The heads of delegations of the 12 oil-producing states have decided at the 167th Meeting of the Conference of the Organization of the Petroleum Exporting Countries (OPEC), in Vienna, to keep their production quotas unchanged, sticking to the oil production policy for another six months and ignoring the warnings regarding the drop in oil prices.
Saudi Arabian oil minister Ali al-Naimi said OPEC maintains its official production target of 30 million barrels per day renewing support for the shock market treatment announced late last year. The world’s most powerful oil producing country, Arabia Saudi, said it would no longer cut out production to keep prices high. It is determined to keep down the value of oil thus trying to assert the dominance of OPEC against US shale industry.

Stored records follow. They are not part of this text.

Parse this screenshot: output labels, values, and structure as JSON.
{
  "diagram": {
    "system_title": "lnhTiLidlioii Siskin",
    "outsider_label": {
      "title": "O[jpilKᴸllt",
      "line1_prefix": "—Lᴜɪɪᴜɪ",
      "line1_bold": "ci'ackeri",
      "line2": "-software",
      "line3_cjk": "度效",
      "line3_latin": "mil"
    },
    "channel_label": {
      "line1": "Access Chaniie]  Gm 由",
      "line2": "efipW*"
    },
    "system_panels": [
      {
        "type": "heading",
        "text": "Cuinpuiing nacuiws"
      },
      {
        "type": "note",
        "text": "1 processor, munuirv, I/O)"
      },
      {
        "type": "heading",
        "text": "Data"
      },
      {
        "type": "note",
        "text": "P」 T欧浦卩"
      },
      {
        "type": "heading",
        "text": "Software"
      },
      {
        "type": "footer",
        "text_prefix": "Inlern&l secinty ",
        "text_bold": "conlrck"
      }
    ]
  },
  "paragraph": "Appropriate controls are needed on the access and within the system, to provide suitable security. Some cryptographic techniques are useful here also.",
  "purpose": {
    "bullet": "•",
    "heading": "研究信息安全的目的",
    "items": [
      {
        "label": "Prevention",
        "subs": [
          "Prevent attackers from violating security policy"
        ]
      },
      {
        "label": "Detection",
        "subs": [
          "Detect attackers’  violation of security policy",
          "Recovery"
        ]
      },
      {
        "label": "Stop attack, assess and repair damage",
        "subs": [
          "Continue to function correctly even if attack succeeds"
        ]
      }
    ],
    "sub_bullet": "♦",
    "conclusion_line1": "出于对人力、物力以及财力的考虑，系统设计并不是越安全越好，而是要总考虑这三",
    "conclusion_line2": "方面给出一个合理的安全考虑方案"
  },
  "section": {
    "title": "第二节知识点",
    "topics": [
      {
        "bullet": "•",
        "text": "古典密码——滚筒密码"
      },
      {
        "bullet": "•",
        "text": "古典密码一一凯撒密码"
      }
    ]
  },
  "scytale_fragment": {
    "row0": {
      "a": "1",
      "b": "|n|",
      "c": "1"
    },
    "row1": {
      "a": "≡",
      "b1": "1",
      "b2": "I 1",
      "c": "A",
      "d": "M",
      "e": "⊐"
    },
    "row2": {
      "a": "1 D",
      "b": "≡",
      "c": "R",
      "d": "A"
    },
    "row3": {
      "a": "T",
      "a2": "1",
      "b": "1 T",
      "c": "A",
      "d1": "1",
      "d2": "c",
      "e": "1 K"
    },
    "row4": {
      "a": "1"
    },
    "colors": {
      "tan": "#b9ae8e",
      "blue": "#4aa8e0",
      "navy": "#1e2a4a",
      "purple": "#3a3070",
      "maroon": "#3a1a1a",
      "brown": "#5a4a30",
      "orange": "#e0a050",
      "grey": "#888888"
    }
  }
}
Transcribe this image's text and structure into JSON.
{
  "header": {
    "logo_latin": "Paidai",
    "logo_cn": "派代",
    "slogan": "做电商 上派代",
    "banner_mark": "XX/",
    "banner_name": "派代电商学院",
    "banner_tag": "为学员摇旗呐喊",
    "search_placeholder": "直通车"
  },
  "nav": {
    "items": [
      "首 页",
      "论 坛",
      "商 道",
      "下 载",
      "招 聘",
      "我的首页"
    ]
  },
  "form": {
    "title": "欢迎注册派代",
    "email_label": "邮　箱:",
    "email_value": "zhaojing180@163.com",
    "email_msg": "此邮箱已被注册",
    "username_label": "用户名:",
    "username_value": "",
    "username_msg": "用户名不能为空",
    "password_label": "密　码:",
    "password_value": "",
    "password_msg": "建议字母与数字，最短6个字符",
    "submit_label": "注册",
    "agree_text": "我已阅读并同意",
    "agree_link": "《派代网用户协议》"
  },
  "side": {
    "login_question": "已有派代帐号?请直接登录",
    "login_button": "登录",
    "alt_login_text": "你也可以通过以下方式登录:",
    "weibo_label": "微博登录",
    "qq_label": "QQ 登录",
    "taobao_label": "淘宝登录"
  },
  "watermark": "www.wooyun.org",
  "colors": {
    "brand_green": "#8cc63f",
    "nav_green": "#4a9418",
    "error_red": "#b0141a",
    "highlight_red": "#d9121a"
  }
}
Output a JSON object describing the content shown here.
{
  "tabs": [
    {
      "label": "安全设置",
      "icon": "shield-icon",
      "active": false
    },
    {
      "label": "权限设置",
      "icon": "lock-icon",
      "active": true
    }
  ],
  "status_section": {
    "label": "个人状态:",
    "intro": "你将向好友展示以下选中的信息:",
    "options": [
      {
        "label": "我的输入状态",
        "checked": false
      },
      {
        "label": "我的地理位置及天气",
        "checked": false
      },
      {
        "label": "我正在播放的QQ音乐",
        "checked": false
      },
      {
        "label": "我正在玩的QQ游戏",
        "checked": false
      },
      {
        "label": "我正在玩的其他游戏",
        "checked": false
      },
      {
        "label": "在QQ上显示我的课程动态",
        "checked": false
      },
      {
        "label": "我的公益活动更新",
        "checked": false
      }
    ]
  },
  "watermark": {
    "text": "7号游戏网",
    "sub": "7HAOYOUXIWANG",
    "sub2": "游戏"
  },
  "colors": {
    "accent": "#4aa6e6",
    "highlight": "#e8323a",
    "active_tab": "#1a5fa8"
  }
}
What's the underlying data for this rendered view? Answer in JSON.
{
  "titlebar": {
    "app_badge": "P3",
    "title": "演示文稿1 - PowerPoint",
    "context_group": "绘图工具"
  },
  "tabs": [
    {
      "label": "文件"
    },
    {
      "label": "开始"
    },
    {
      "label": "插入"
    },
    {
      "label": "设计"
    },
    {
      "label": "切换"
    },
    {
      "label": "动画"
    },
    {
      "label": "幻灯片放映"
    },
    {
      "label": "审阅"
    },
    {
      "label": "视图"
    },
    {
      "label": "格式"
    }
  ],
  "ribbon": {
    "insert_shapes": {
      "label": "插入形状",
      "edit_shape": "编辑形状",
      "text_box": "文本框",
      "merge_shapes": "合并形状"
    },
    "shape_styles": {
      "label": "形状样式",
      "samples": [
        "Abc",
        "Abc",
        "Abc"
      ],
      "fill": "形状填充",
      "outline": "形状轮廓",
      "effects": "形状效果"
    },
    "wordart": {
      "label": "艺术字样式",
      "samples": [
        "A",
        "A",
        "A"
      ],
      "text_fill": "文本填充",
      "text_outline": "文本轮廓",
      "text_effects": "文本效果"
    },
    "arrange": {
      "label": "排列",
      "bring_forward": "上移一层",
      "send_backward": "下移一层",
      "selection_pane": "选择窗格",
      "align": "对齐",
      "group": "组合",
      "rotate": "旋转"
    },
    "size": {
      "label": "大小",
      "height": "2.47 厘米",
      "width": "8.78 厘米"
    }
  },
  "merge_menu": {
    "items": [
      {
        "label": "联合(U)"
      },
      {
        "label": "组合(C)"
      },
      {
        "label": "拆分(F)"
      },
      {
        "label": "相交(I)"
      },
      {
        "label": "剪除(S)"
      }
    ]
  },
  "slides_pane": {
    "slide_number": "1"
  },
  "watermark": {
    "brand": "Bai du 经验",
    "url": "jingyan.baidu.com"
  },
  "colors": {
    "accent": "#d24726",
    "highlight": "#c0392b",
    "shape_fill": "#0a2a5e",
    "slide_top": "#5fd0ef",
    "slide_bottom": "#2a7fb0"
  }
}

The Conference noted that world oil demand is forecast to increase in the second half of 2015 and in 2016. On the supply side, non-OPEC growth in 2015 is expected to be just below 700,000 barrels per day, which is only around one-third of the growth witnessed in 2014, according to a press release of the Organization.
“We are optimistic about the OPEC meeting and we have seen a very good move on the correction side… the world economy is growing as we predicted”, UAE Energy Minister Suhail al-Mazrouei said.
Oil prices rose by more than a third after hitting a six-year low of USD 45 a barrel in January. Thus officials meeting in Vienna saw little reason to change the strategy that seems to have contributed to the growth in oil consumption in the world.
OPEC members postponed the discussion of several sensitive subjects to arise in the coming months as members such as Iran and Libya prepare to increase exports.
Oil group OPEC will meet again on December 4.